Credit: Courtesy

It’s late November in Norway, and the days are cold and short. A woman and her dog occupy a small cabin in a remote, forested area. The woman, whose name we never learn, tells us, “I usually retreated to this simple cabin after periods of activities such as events and literary festivals, in order to rest, to read, to catch up on sleep and to dream.” This unnamed narrator, a writer, spends most of her time thinking about the year she turned 16, nearly 50 years before. What happened then comes back to her with an astonishing level of detail and immediacy, as if the past is trying to tell her something.

The 16-year-old girl that the woman once was had a fraught relationship with her mother, who appears overbearing, neurotic, and obsessively determined to control her daughter’s every activity. With her other children, the mother doesn’t act this way, though why isn’t immediately clear. This battle of wills puts the whole family on edge. The daughter feels compelled to defy and trespass against her mother, lying about where she’s going and who she’ll be meeting. Her father comes to her defense from time to time, telling his wife to let the girl be, but that’s the extent of his involvement. Something is going on, something is amiss, but whatever it is lies camouflaged under the mundane details of a young girl’s quest to be 16, to party with her girlfriends and lose her virginity. It’s only well into the novella when the mother discovers her daughter’s diary that the reason for her fear and anxiety and the father’s aloofness is revealed.  

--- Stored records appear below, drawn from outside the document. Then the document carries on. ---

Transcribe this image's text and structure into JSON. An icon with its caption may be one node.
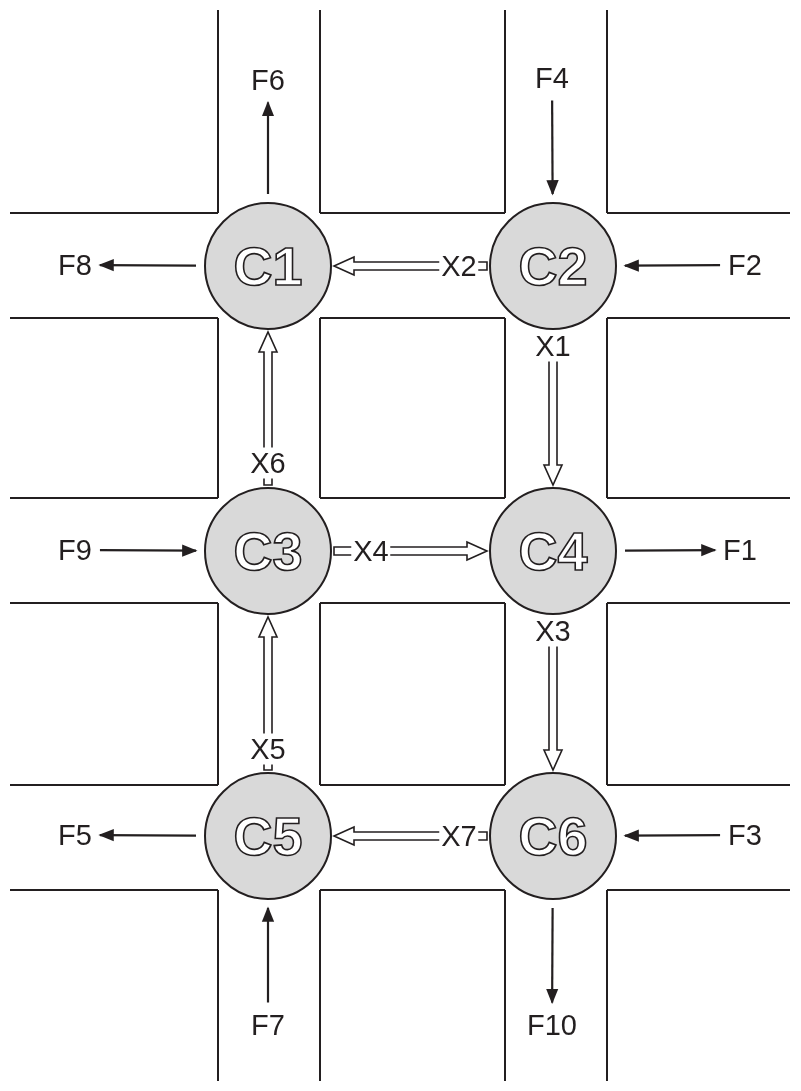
{
  "diagram": {
    "nodes": [
      {
        "text": [
          "F6"
        ]
      },
      {
        "text": [
          "F4"
        ]
      },
      {
        "text": [
          "F8"
        ]
      },
      {
        "text": [
          "C1"
        ]
      },
      {
        "text": [
          "C2"
        ]
      },
      {
        "text": [
          "F2"
        ]
      },
      {
        "text": [
          "F9"
        ]
      },
      {
        "text": [
          "C3"
        ]
      },
      {
        "text": [
          "C4"
        ]
      },
      {
        "text": [
          "F1"
        ]
      },
      {
        "text": [
          "F5"
        ]
      },
      {
        "text": [
          "C5"
        ]
      },
      {
        "text": [
          "C6"
        ]
      },
      {
        "text": [
          "F3"
        ]
      },
      {
        "text": [
          "F7"
        ]
      },
      {
        "text": [
          "F10"
        ]
      }
    ],
    "edges": [
      {
        "from": 3,
        "to": 0,
        "arrow": "to"
      },
      {
        "from": 1,
        "to": 4,
        "arrow": "to"
      },
      {
        "from": 3,
        "to": 2,
        "arrow": "to"
      },
      {
        "from": 5,
        "to": 4,
        "arrow": "to"
      },
      {
        "from": 4,
        "to": 3,
        "arrow": "to",
        "label": "X2",
        "style": "thick"
      },
      {
        "from": 4,
        "to": 8,
        "arrow": "to",
        "label": "X1",
        "style": "thick"
      },
      {
        "from": 7,
        "to": 3,
        "arrow": "to",
        "label": "X6",
        "style": "thick"
      },
      {
        "from": 6,
        "to": 7,
        "arrow": "to"
      },
      {
        "from": 7,
        "to": 8,
        "arrow": "to",
        "label": "X4",
        "style": "thick"
      },
      {
        "from": 8,
        "to": 9,
        "arrow": "to"
      },
      {
        "from": 8,
        "to": 12,
        "arrow": "to",
        "label": "X3",
        "style": "thick"
      },
      {
        "from": 11,
        "to": 7,
        "arrow": "to",
        "label": "X5",
        "style": "thick"
      },
      {
        "from": 11,
        "to": 10,
        "arrow": "to"
      },
      {
        "from": 13,
        "to": 12,
        "arrow": "to"
      },
      {
        "from": 12,
        "to": 11,
        "arrow": "to",
        "label": "X7",
        "style": "thick"
      },
      {
        "from": 14,
        "to": 11,
        "arrow": "to"
      },
      {
        "from": 12,
        "to": 15,
        "arrow": "to"
      }
    ]
  }
}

Writing in the New York Review of Books, Ursula Lindsey notes that Vigdis Hjorth has “a gift for depicting painful, confusing, and mortifying relationships.” This is true of Repetition, a slender work of 144 pages, translated by Charlotte Barslund — who also translated Hjorth’s If Only, Will and Testament, and Is Mother Dead. Love and loss, breakups, siblings, and mothers are the grist with which Hjorth works. In Repetition our unnamed narrator refuses to let her childhood go, to forgive and forget. Unlike her parents, she can’t convince herself that the past is gone, forever inaccessible. ”I repeat and recall and relive and retell and redress because childhood lasts, youth lasts, our childhood and youth constitute a future that starts over constantly, it is an ongoing process.”

The most beautiful words the woman ever heard her father say were, “It isn’t easy being human.” After 48 years, she understands that her younger self was calling out to her mature self, the woman she would become. “Offer me your hand of salvation, throw me a lifeline, pull me up!” Hjorth gives readers moments which are deep, complex, and infinite.